Loyalty appears to be strong. The survey found that 57% are staying with the same wellness vendor while 34% are moving to a new one.
The wellness sector responds
As a wellness professional for the past 10 years, Miller says that the wellness industry landscape has undergone profound changes in the last four years.
“More people are looking at stress resilience programs and financial wellness programs and how they can get these to their clients and employees,” says Miller. “What I see happening is really the whole field of engagement where traditional wellness and these aspects not directly related to wellness are starting to merge.”
Vendors are starting to tailor their offering to employers that are curious about well-being programs. For example, vendors are moving away from offering a cookie-cutter approach to well-being and expecting that the end user will not notice the similarities.
“Vendors are starting to specialize a lot more and a few of the more progressive vendors are starting to be more of a communications hub and link to all the different resources that employees have at their disposal. So, if you've got diabetes and I have depression for example, there are different resources for each of us,” says Miller.
Clarity is key, says Miller. “How do we take the benefits we provide to you and not make this confusing? Maybe [employees currently use] something that has different logins or that you need to get into seven different websites that have four different messages being provided — it's just been too much and too confusing.”
When asked if employers are offering well-being offerings to their workers in lieu of bonuses and pay raises, Millers says this is a push that started with newer Silicon Valley companies that offered enticing benefits to lure workers away from other, more established technology firms.

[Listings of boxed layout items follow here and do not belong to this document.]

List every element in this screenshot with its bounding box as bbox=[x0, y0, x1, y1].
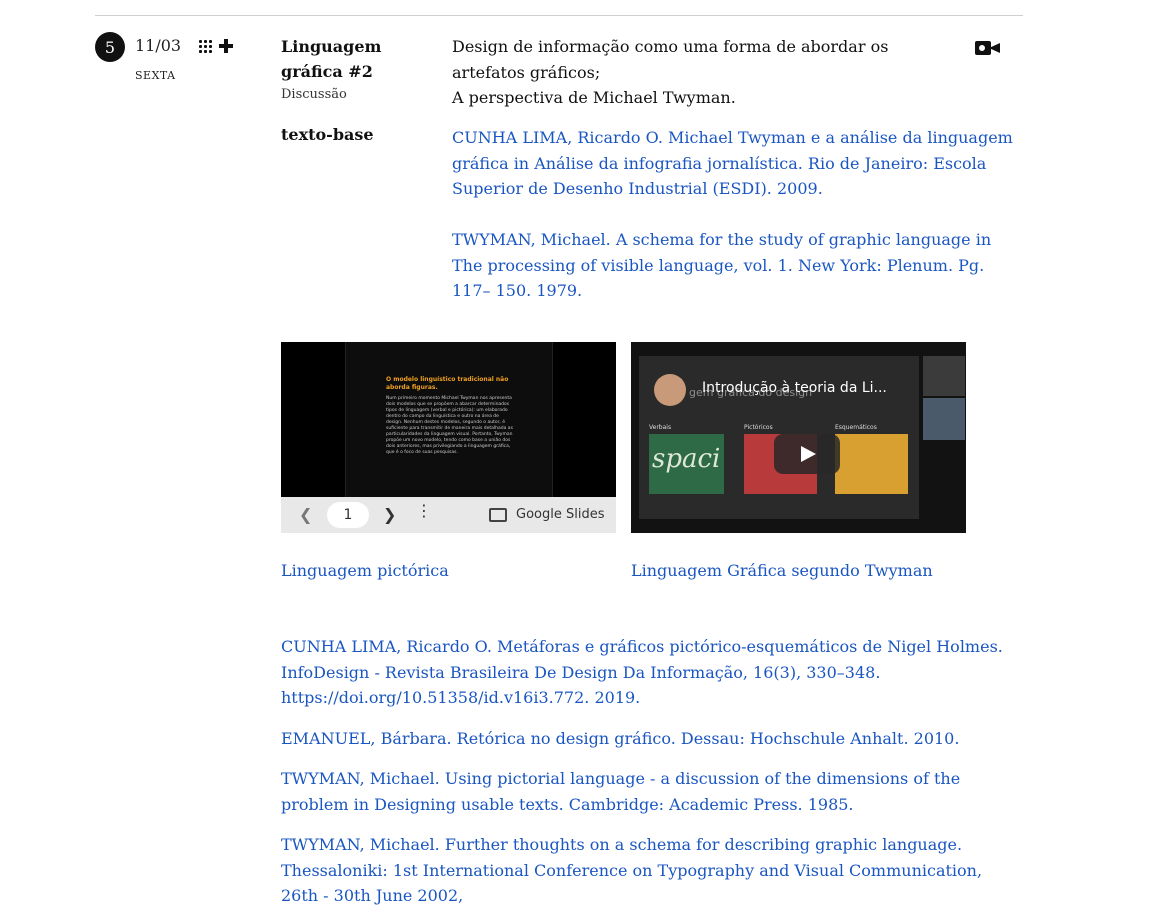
google-slides-brand: Google Slides bbox=[516, 507, 605, 522]
session-number-badge: 5 bbox=[95, 32, 125, 62]
reference-link[interactable]: EMANUEL, Bárbara. Retórica no design grá… bbox=[281, 729, 959, 748]
channel-avatar[interactable] bbox=[654, 374, 686, 406]
participant-video-thumbnail bbox=[923, 398, 965, 440]
google-slides-logo-icon bbox=[489, 508, 507, 522]
slide-title: O modelo linguístico tradicional não abo… bbox=[386, 376, 509, 391]
video-category-label: Verbais bbox=[649, 424, 672, 431]
reference-link[interactable]: TWYMAN, Michael. Using pictorial languag… bbox=[281, 769, 960, 814]
session-description: Design de informação como uma forma de a… bbox=[452, 34, 962, 111]
base-text-label: texto-base bbox=[281, 125, 374, 144]
slides-caption-link[interactable]: Linguagem pictórica bbox=[281, 561, 449, 580]
section-divider bbox=[95, 15, 1023, 16]
session-date: 11/03 bbox=[135, 36, 182, 55]
additional-references: CUNHA LIMA, Ricardo O. Metáforas e gráfi… bbox=[281, 634, 1021, 924]
description-line: Design de informação como uma forma de a… bbox=[452, 37, 889, 82]
chevron-right-icon[interactable]: ❯ bbox=[383, 505, 396, 524]
description-line: A perspectiva de Michael Twyman. bbox=[452, 88, 736, 107]
slides-toolbar: ❮ 1 ❯ ⋮ Google Slides bbox=[281, 497, 616, 533]
participant-video-thumbnail bbox=[923, 356, 965, 396]
base-references: CUNHA LIMA, Ricardo O. Michael Twyman e … bbox=[452, 125, 1022, 329]
play-icon[interactable] bbox=[774, 434, 840, 474]
video-category-label: Pictóricos bbox=[744, 424, 773, 431]
session-number: 5 bbox=[104, 37, 116, 57]
session-title: Linguagem gráfica #2 bbox=[281, 37, 382, 81]
video-caption-link[interactable]: Linguagem Gráfica segundo Twyman bbox=[631, 561, 933, 580]
reference-link[interactable]: CUNHA LIMA, Ricardo O. Michael Twyman e … bbox=[452, 128, 1013, 198]
reference-link[interactable]: TWYMAN, Michael. A schema for the study … bbox=[452, 230, 991, 300]
slide-page-number: 1 bbox=[327, 502, 369, 528]
video-camera-icon[interactable] bbox=[975, 40, 1001, 56]
more-vert-icon[interactable]: ⋮ bbox=[416, 501, 432, 520]
video-frame: gem gráfica do design Introdução à teori… bbox=[639, 356, 919, 519]
plus-icon[interactable] bbox=[219, 39, 233, 53]
google-slides-embed[interactable]: O modelo linguístico tradicional não abo… bbox=[281, 342, 616, 533]
reference-link[interactable]: TWYMAN, Michael. Further thoughts on a s… bbox=[281, 835, 982, 905]
session-type: Discussão bbox=[281, 87, 347, 102]
video-category-label: Esquemáticos bbox=[835, 424, 877, 431]
reference-link[interactable]: CUNHA LIMA, Ricardo O. Metáforas e gráfi… bbox=[281, 637, 1003, 707]
slide-preview: O modelo linguístico tradicional não abo… bbox=[345, 342, 553, 497]
slide-text: Num primeiro momento Michael Twyman nos … bbox=[386, 396, 513, 455]
video-title[interactable]: Introdução à teoria da Li... bbox=[702, 380, 887, 396]
youtube-video-embed[interactable]: gem gráfica do design Introdução à teori… bbox=[631, 342, 966, 533]
session-weekday: SEXTA bbox=[135, 69, 176, 82]
verbal-example-image: spaci bbox=[649, 434, 724, 494]
chevron-left-icon[interactable]: ❮ bbox=[299, 505, 312, 524]
schematic-example-image bbox=[835, 434, 908, 494]
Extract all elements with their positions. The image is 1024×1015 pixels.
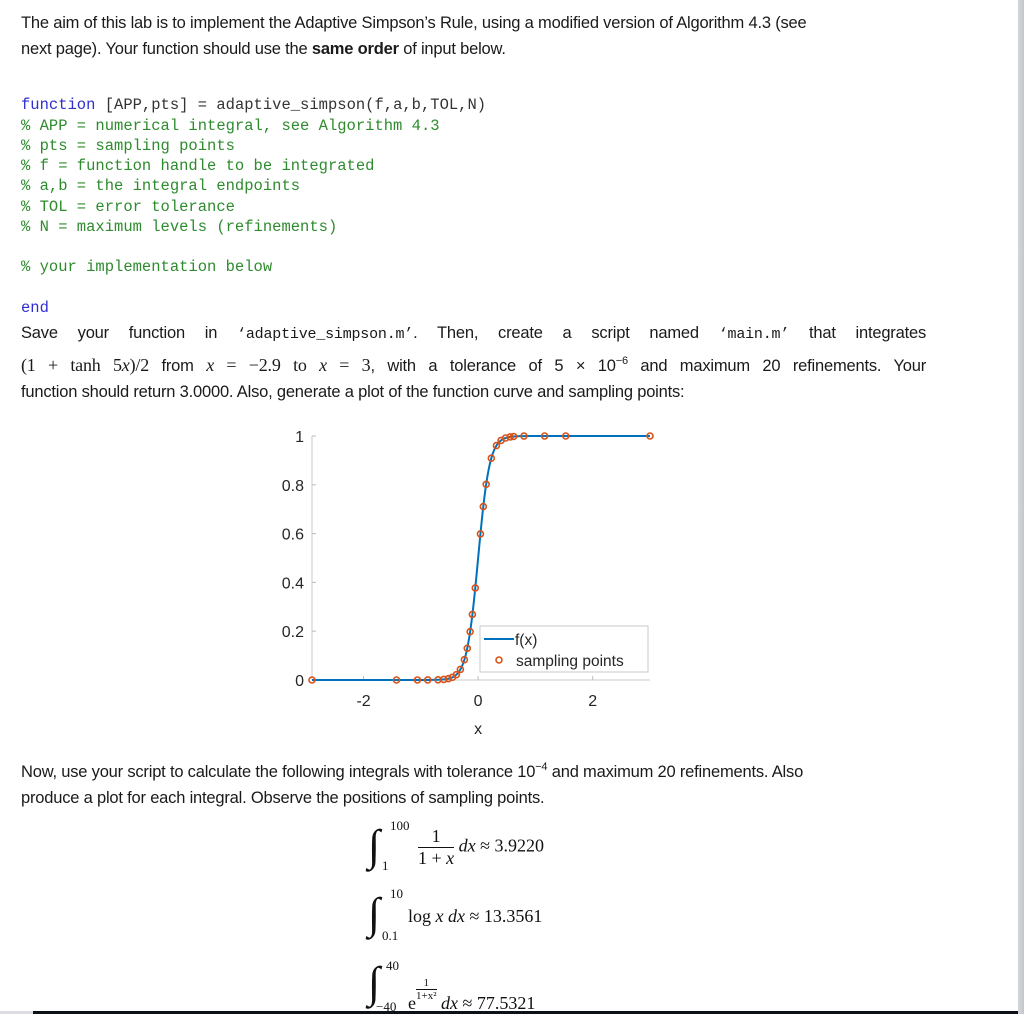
now-paragraph: Now, use your script to calculate the fo…: [21, 754, 926, 811]
integral-result: ≈ 3.9220: [480, 835, 545, 856]
denominator-text: 1 +: [418, 848, 447, 868]
task-line-2: (1 + tanh 5x)/2 from x = −2.9 to x = 3, …: [21, 348, 926, 379]
code-comment: % f = function handle to be integrated: [21, 157, 375, 176]
integral-lower-limit: 0.1: [382, 928, 399, 943]
intro-line-2: next page). Your function should use the…: [21, 36, 926, 62]
numerator: 1: [418, 826, 455, 848]
y-tick-label: 0.4: [282, 575, 304, 592]
exponent: −6: [615, 355, 628, 367]
integrand: e 1 1+x² dx ≈ 77.5321: [408, 977, 535, 1014]
code-comment: % N = maximum levels (refinements): [21, 218, 338, 237]
exponent-denominator: 1+x²: [416, 989, 437, 1002]
x-axis-label: x: [474, 721, 482, 738]
task-line-3: function should return 3.0000. Also, gen…: [21, 383, 685, 401]
task-text: . Then, create a script named: [413, 324, 719, 342]
math-expression: = 3: [326, 355, 371, 375]
plot-axes: 0 0.2 0.4 0.6 0.8 1 -2 0 2 x: [282, 429, 650, 738]
math-var-x: x: [435, 906, 444, 926]
keyword-function: function: [21, 96, 96, 115]
code-comment: % pts = sampling points: [21, 136, 235, 155]
now-text: and maximum 20 refinements. Also: [547, 763, 804, 781]
code-comment-implementation: % your implementation below: [21, 258, 273, 277]
function-signature: [APP,pts] = adaptive_simpson(f,a,b,TOL,N…: [95, 96, 487, 115]
x-tick-label: 0: [474, 693, 483, 710]
keyword-end: end: [21, 298, 49, 317]
legend-label-sampling: sampling points: [516, 653, 624, 670]
intro-text: of input below.: [398, 40, 506, 58]
integral-upper-limit: 40: [386, 958, 399, 973]
task-text: Save your function in: [21, 324, 238, 342]
exp-base: e: [408, 993, 416, 1013]
integral-lower-limit: 1: [382, 858, 389, 873]
math-var-x: x: [319, 355, 327, 375]
integrand: 1 1 + x dx ≈ 3.9220: [418, 826, 544, 869]
task-text: that integrates: [789, 324, 926, 342]
integral-sign: ∫: [368, 889, 381, 938]
math-expression: = −2.9 to: [214, 355, 320, 375]
y-tick-label: 0: [295, 673, 304, 690]
integral-result: ≈ 77.5321: [462, 993, 536, 1013]
differential: dx: [441, 993, 459, 1013]
integral-sign: ∫: [368, 821, 381, 870]
now-text: Now, use your script to calculate the fo…: [21, 763, 536, 781]
y-tick-label: 0.8: [282, 478, 304, 495]
y-tick-label: 0.6: [282, 527, 304, 544]
denominator: 1 + x: [418, 848, 454, 869]
task-text: from: [149, 357, 207, 375]
math-expression: (1 + tanh 5: [21, 355, 122, 375]
integral-upper-limit: 100: [390, 818, 410, 833]
integral-3: ∫ 40 −40 e 1 1+x² dx ≈ 77.5321: [368, 955, 608, 1015]
now-line-2: produce a plot for each integral. Observ…: [21, 789, 545, 807]
intro-line-1: The aim of this lab is to implement the …: [21, 14, 807, 32]
filename-main: ‘main.m’: [718, 326, 790, 343]
log-function: log: [408, 906, 436, 926]
code-block: function [APP,pts] = adaptive_simpson(f,…: [21, 75, 486, 359]
intro-text: next page). Your function should use the: [21, 40, 312, 58]
math-var-x: x: [206, 355, 215, 375]
plot-legend: f(x) sampling points: [479, 625, 649, 673]
integral-result: ≈ 13.3561: [469, 906, 543, 926]
code-signature: function [APP,pts] = adaptive_simpson(f,…: [21, 95, 486, 115]
code-comment: % a,b = the integral endpoints: [21, 177, 301, 196]
x-tick-label: -2: [356, 693, 370, 710]
math-expression: )/2: [129, 355, 150, 375]
emphasis-same-order: same order: [311, 40, 399, 58]
integral-upper-limit: 10: [390, 886, 403, 901]
math-var-x: x: [121, 355, 130, 375]
differential: dx: [458, 835, 476, 856]
now-line-1: Now, use your script to calculate the fo…: [21, 754, 926, 785]
task-line-1: Save your function in ‘adaptive_simpson.…: [21, 320, 926, 348]
legend-label-fx: f(x): [515, 632, 537, 649]
differential: dx: [448, 906, 466, 926]
y-tick-label: 0.2: [282, 624, 304, 641]
exponent: −4: [535, 761, 548, 773]
filename-adaptive-simpson: ‘adaptive_simpson.m’: [237, 326, 414, 343]
integrand: log x dx ≈ 13.3561: [408, 906, 542, 927]
exponent-fraction: 1 1+x²: [416, 977, 437, 1002]
task-text: and maximum 20 refinements. Your: [627, 357, 927, 375]
code-comment: % TOL = error tolerance: [21, 197, 235, 216]
document-page: The aim of this lab is to implement the …: [0, 0, 1018, 1014]
y-tick-label: 1: [295, 429, 304, 446]
code-comment: % APP = numerical integral, see Algorith…: [21, 116, 440, 135]
intro-paragraph: The aim of this lab is to implement the …: [21, 10, 926, 62]
integral-1: ∫ 100 1 1 1 + x dx ≈ 3.9220: [368, 818, 608, 878]
math-var-x: x: [446, 848, 455, 868]
page-edge: [1018, 0, 1024, 1014]
task-paragraph: Save your function in ‘adaptive_simpson.…: [21, 320, 926, 405]
fraction: 1 1 + x: [418, 826, 455, 869]
integral-2: ∫ 10 0.1 log x dx ≈ 13.3561: [368, 886, 608, 946]
exponent-numerator: 1: [423, 977, 430, 989]
function-plot: 0 0.2 0.4 0.6 0.8 1 -2 0 2 x f(x) sampling points: [282, 429, 654, 738]
x-tick-label: 2: [588, 693, 597, 710]
task-text: , with a tolerance of 5 × 10: [370, 357, 616, 375]
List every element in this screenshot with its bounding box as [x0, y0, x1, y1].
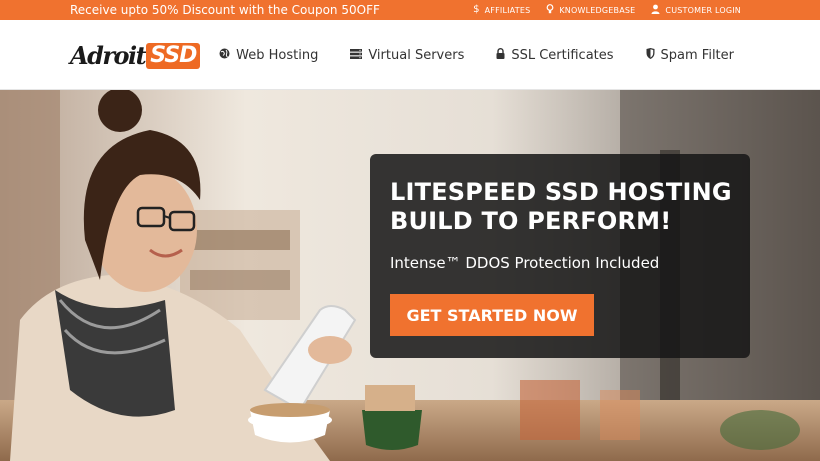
hero-panel: LITESPEED SSD HOSTING BUILD TO PERFORM! …	[370, 154, 750, 358]
nav-ssl-certificates-label: SSL Certificates	[511, 47, 614, 63]
knowledgebase-link[interactable]: KNOWLEDGEBASE	[530, 3, 636, 17]
get-started-button[interactable]: GET STARTED NOW	[390, 294, 594, 336]
nav-virtual-servers[interactable]: Virtual Servers	[350, 48, 464, 63]
hero-banner: LITESPEED SSD HOSTING BUILD TO PERFORM! …	[0, 90, 820, 461]
hero-headline-line-2: BUILD TO PERFORM!	[390, 207, 672, 235]
hero-subline: Intense™ DDOS Protection Included	[390, 254, 660, 272]
user-icon	[651, 4, 660, 17]
nav-spam-filter[interactable]: Spam Filter	[646, 48, 734, 63]
lock-icon	[496, 48, 505, 62]
customer-login-label: CUSTOMER LOGIN	[665, 5, 741, 15]
nav-ssl-certificates[interactable]: SSL Certificates	[496, 47, 614, 63]
site-logo[interactable]: Adroit SSD	[70, 40, 201, 72]
affiliates-link[interactable]: $ AFFILIATES	[457, 5, 530, 15]
affiliates-label: AFFILIATES	[484, 5, 531, 15]
shield-icon	[646, 48, 655, 62]
customer-login-link[interactable]: CUSTOMER LOGIN	[635, 4, 741, 17]
lightbulb-icon	[546, 3, 554, 17]
nav-spam-filter-label: Spam Filter	[660, 47, 734, 63]
knowledgebase-label: KNOWLEDGEBASE	[559, 5, 636, 15]
top-bar: Receive upto 50% Discount with the Coupo…	[0, 0, 820, 20]
main-nav: Web Hosting Virtual Servers SSL Certific…	[219, 20, 734, 90]
dollar-icon: $	[473, 4, 480, 15]
main-header: Adroit SSD Web Hosting Virtual Servers S…	[0, 20, 820, 90]
top-links: $ AFFILIATES KNOWLEDGEBASE CUSTOMER LOGI…	[457, 0, 741, 20]
nav-web-hosting[interactable]: Web Hosting	[219, 48, 318, 63]
promo-text: Receive upto 50% Discount with the Coupo…	[70, 3, 380, 17]
globe-icon	[219, 48, 230, 62]
nav-virtual-servers-label: Virtual Servers	[368, 47, 465, 63]
nav-web-hosting-label: Web Hosting	[236, 47, 319, 63]
hero-headline-line-1: LITESPEED SSD HOSTING	[390, 178, 732, 206]
logo-word: Adroit	[70, 41, 147, 70]
logo-badge: SSD	[146, 43, 201, 69]
hero-headline: LITESPEED SSD HOSTING BUILD TO PERFORM!	[390, 178, 740, 236]
server-icon	[350, 48, 363, 62]
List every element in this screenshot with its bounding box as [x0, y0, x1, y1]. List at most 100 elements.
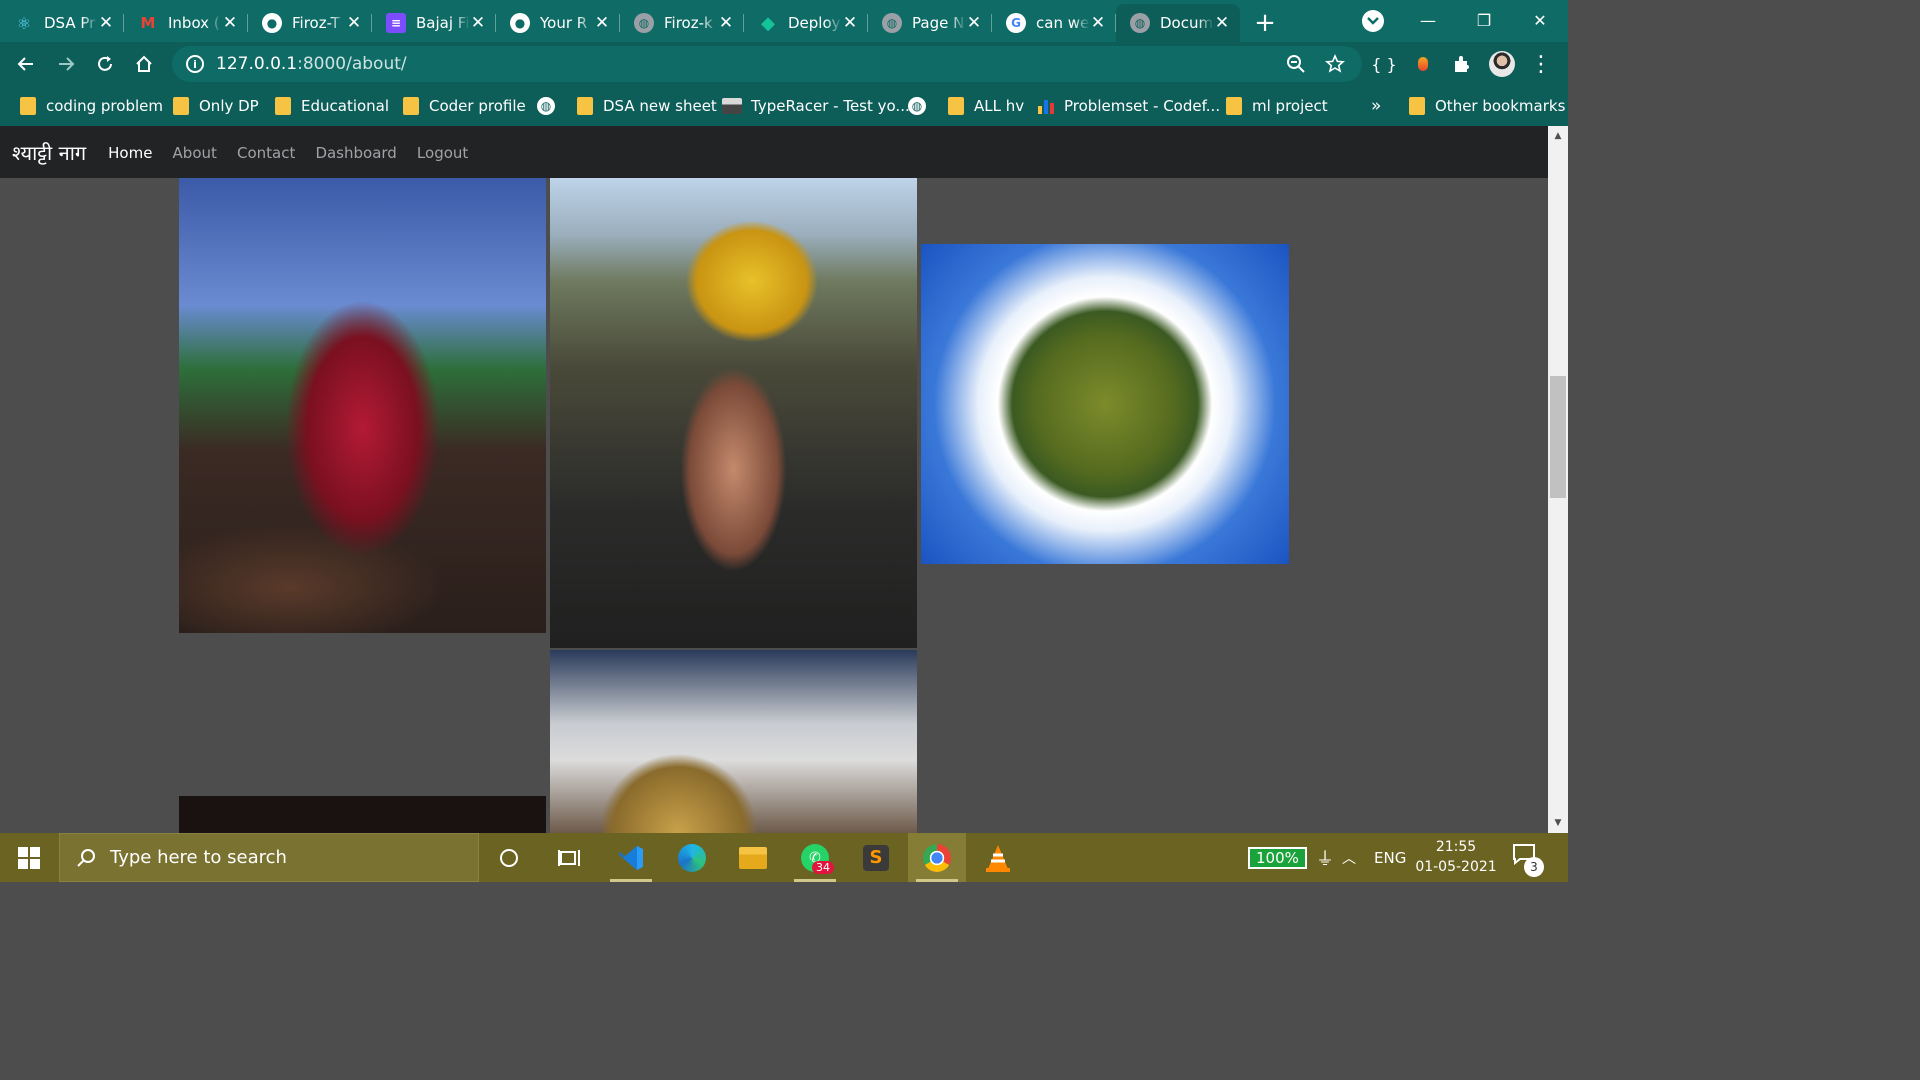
- address-bar[interactable]: i 127.0.0.1:8000/about/: [172, 46, 1362, 82]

“That’s where they are looking to attract and retain the best employees and to keep up with the best companies that are out there. Now you really have to start doing these things,” says Miller. “A lot of what's driving it is more millennials in the work force and the fact that when they're looking at jobs they are looking for flexible work hours, positive work environments and the kinds of things they all have. This drives into the financial wellness aspect of it.”